Apple did the same thing with Webkit. Google came onboard and for awhile, everyone was releasing Webkit compatible browsers.


One factor could be while of course they are peered it might be paid peering or if they allowed the traffic unmetered it would upset other free peering arrangements due to subsequent asymmetrical transfer rates.


> you can always get AWS to transfer it to you via a Snowball for $30/TB + a $300 fee.

1. That fee is in addition to S3 retrieval costs.

> Q: What does it cost to export my data?

> In addition to the Export job fees detailed on our pricing page, you will also be charged all fees incurred to retrieve your data from Amazon S3.

https://aws.amazon.com/snowball/faqs/

2. $30/TB isn’t even cheap by itself.


If you’re any kind of business ,$30 a TB is cheap.

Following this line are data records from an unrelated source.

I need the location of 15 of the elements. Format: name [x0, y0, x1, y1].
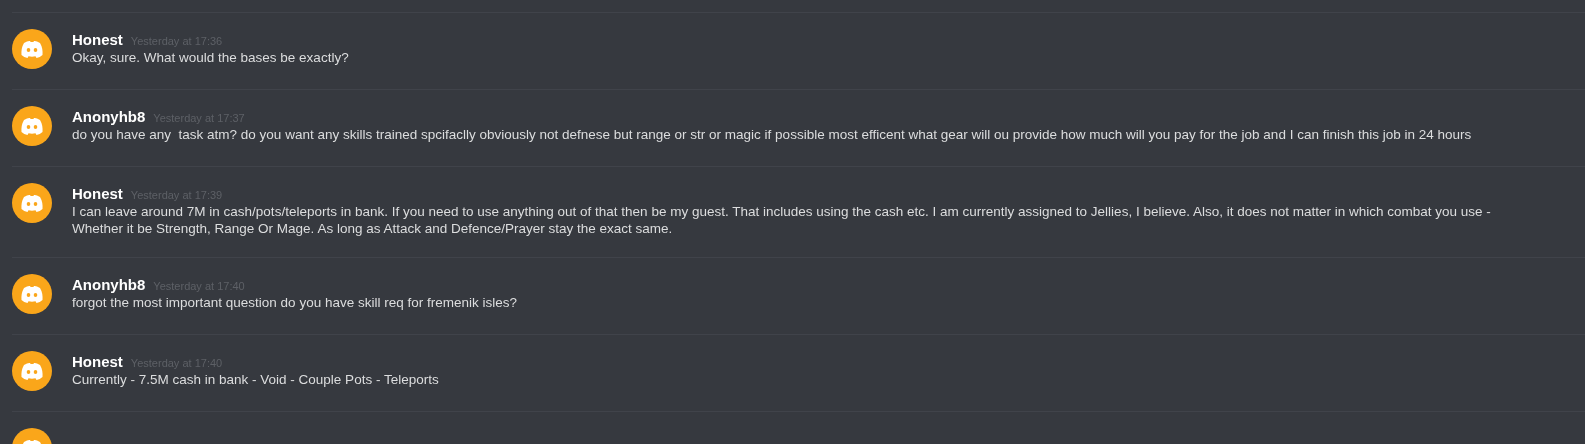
username[interactable]: Anonyhb8 [72, 276, 146, 293]
message-text: I can leave around 7M in cash/pots/teleports in bank. If you need to use anything out of that then be my guest. That includes using the cash etc. I am currently assigned to Jellies, I believe. Also, it does not matter in which combat you use - Whether it be Strength, Range Or Mage. As long as Attack and Defence/Prayer stay the exact same. [72, 203, 1492, 237]
avatar-icon[interactable] [12, 29, 52, 69]
username[interactable]: Anonyhb8 [72, 108, 146, 125]
username[interactable]: Honest [72, 185, 123, 202]
avatar-icon[interactable] [12, 274, 52, 314]
avatar-icon[interactable] [12, 183, 52, 223]
message-text: forgot the most important question do you have skill req for fremenik isles? [72, 294, 517, 311]
username[interactable]: Honest [72, 31, 123, 48]
avatar-icon[interactable] [12, 106, 52, 146]
message-text: Okay, sure. What would the bases be exactly? [72, 49, 349, 66]
message-text: Currently - 7.5M cash in bank - Void - Couple Pots - Teleports [72, 371, 439, 388]
avatar-icon[interactable] [12, 351, 52, 391]
username[interactable]: Honest [72, 353, 123, 370]
message-text: do you have any task atm? do you want any skills trained spcifaclly obviously not defnese but range or str or magic if possible most efficent what gear will ou provide how much will you pay for the job and I can finish this job in 24 hours [72, 126, 1472, 143]
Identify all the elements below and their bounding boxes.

S3 request fees are $.0004 per 1000 GET requests. If you had 100000 objects (files) you would pay $40


I thought anticompetitive behavior was the exact opposite of price gouging. You sell below cost to put your competitors out of business. Evidently AWS isn't doing that with bandwidth.


If you price lower than your competitors it is anti-competitive dumping.

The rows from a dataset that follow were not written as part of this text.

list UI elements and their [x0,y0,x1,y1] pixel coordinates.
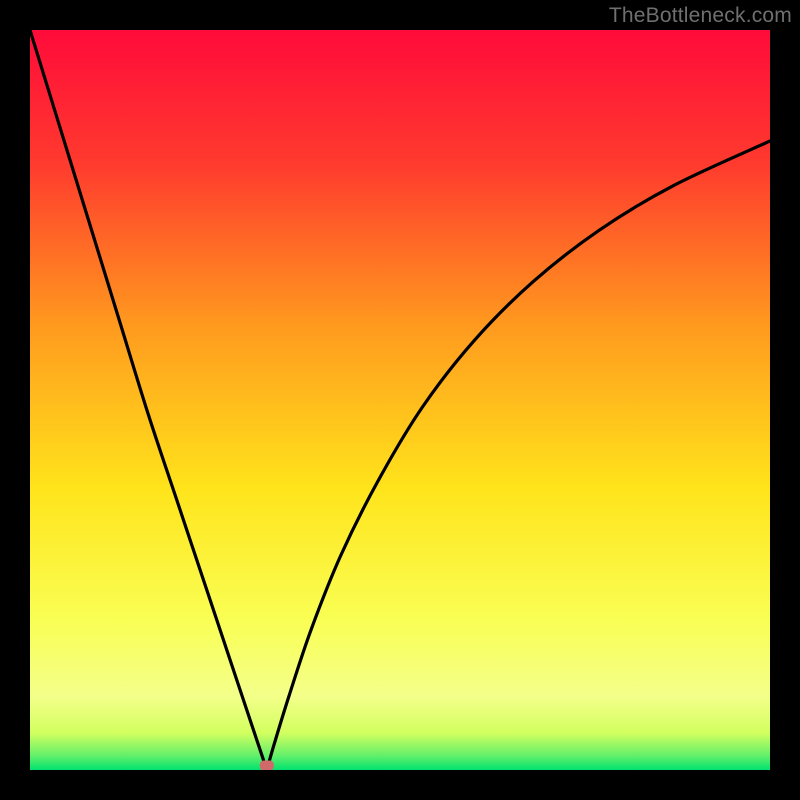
curve-layer [30,30,770,770]
left-branch-curve [30,30,267,770]
minimum-marker [260,761,274,770]
chart-frame: TheBottleneck.com [0,0,800,800]
plot-area [30,30,770,770]
right-branch-curve [266,141,770,770]
watermark-text: TheBottleneck.com [609,4,792,28]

If you price higher than your competitors, it is monopolistic gouging.

If you price the same as your competitors, it is price-fixing.

No matter what price someone selects, they are guilty of something.


Well no, it's only gouging if you're running at a loss. If you're not running a loss and pricing lower than your competitors that's just fine.


AWS bandwidth fees make a multi-cloud infra a less likely design or migration choice by their customers, leading to lock-in.

> Service providers may attempt to “lock in” customers to prevent them from switching to alternative products, technologies, or suppliers. Customer lock-in involves raising customers’ switching costs to the point that the cost of switching outweighs the potential benefits from switching.

http://www.ictregulationtoolkit.org/toolkit/2.2.3.6


Egress is expensive, therefore you're less likely to use other cheaper cloud vendors to host some part of your infra and keep everything inside aws network (as internal aws bandwidth is free even halfway across the world). Also if you have huge amount of data, moving them out of aws into another cloud would net you a hefty bandwidth bills so you're less likely to consider moving.


Not true (unfortunately). Transfer within an AZ is free, but go outside that and the pricing is a minefield:

https://twitter.com/QuinnyPig/status/1172239124251709449?s=1...


Ah you're right, I somehow remember it as free.


the best form of competition will be simpler distributed compute, with the ability to more seamlessly process workloads across end user device, edge compute and cloud.

of course, AWS will play there too, but doesn't mean the overall ratios won't tilt towards the edge (although plenty of data "left" for the clouds since overall data will continue to grow).


I suppose, like what is happening with Kubernetes.